Cloud-native teams routinely tell me their provider is the DR plan. Multi-zone resilience is real, but it does not restore the database your own migration script just dropped, undo a deleted storage bucket, or save you from ransomware that encrypted with valid credentials — the provider keeps the infrastructure alive; your data and configuration remain your problem. The credible minimum for a small team fits on a few pages: honest RTO/RPO numbers per critical service, a quarterly restore test of the crown-jewel data with the duration written down, and one failover runbook that somebody other than its author has executed. Small scale shrinks the evidence, not the need for it.
Common Challenges & Solutions
Challenge
RTO and RPO numbers were invented inside IT — or set to "zero downtime" — without the business ever weighing cost against tolerance.
Solution
Run a lightweight BIA conversation with each process owner: what does an hour, a day, a week of outage cost, and how much rework is survivable? Tier services from those answers, price the architecture per tier, and put the trade-off to management explicitly.
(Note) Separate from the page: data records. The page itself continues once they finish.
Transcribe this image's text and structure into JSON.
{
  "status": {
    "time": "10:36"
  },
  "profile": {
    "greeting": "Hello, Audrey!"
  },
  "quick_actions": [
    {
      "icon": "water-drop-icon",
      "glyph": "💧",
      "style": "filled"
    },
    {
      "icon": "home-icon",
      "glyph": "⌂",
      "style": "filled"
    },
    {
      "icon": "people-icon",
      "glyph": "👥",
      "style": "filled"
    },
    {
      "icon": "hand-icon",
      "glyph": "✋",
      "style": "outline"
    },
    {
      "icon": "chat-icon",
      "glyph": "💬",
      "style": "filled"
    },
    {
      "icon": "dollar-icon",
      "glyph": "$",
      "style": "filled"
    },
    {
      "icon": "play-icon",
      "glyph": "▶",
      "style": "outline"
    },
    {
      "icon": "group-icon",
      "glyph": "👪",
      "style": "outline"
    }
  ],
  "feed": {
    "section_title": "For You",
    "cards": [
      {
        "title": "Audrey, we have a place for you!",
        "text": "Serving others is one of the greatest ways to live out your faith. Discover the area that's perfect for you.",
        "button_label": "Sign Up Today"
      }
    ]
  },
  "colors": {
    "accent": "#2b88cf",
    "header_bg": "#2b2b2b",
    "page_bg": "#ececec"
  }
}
A signed-off four-hour RTO beats an aspirational zero that no budget supports.
Challenge
Backups run nightly and report green, but a full-system restore has never been attempted.
Solution
Schedule restore testing as a standing control: file-level restores frequently, full-system restores of Tier 1 services at least annually, with measured duration compared against the RTO. Keep at least one backup copy isolated or immutable so ransomware cannot encrypt the recovery path along with production, and treat any failed or slow restore as a corrective action with an owner.
Challenge
Full DR exercises keep being deferred because nobody will risk breaking production to run one.
Solution
Use a graduated ladder: tabletop walkthroughs first, then component failovers in maintenance windows, then full recovery into an isolated environment — cloud tooling makes parallel-environment testing cheap enough to remove the excuse. Book the exercise into the ISMS annual calendar with an executive sponsor, and report completion or slippage at management review.
Challenge
Recovery stalls on hidden dependencies — restored applications cannot authenticate, resolve DNS, or reach the secrets vault.
Solution
Map dependencies for every Tier 1 service before the architecture is tested: identity, DNS, secrets management, networking, licensing, and third-party APIs, each with its own position in the recovery sequence. Restore foundations first and verify them before applications. Include critical suppliers' recovery commitments in due diligence — their outage is your outage.
Challenge
The DR plan was accurate two years ago, and the architecture has changed beyond recognition since.
Solution
Make recovery impact a mandatory field on change requests for in-scope systems, so objectives and runbooks get reviewed when the architecture moves. Define the recovery environment as infrastructure-as-code so it tracks production by construction rather than by memory. Review the full plan at least annually and after major changes, and track plan currency as a readiness metric at management review.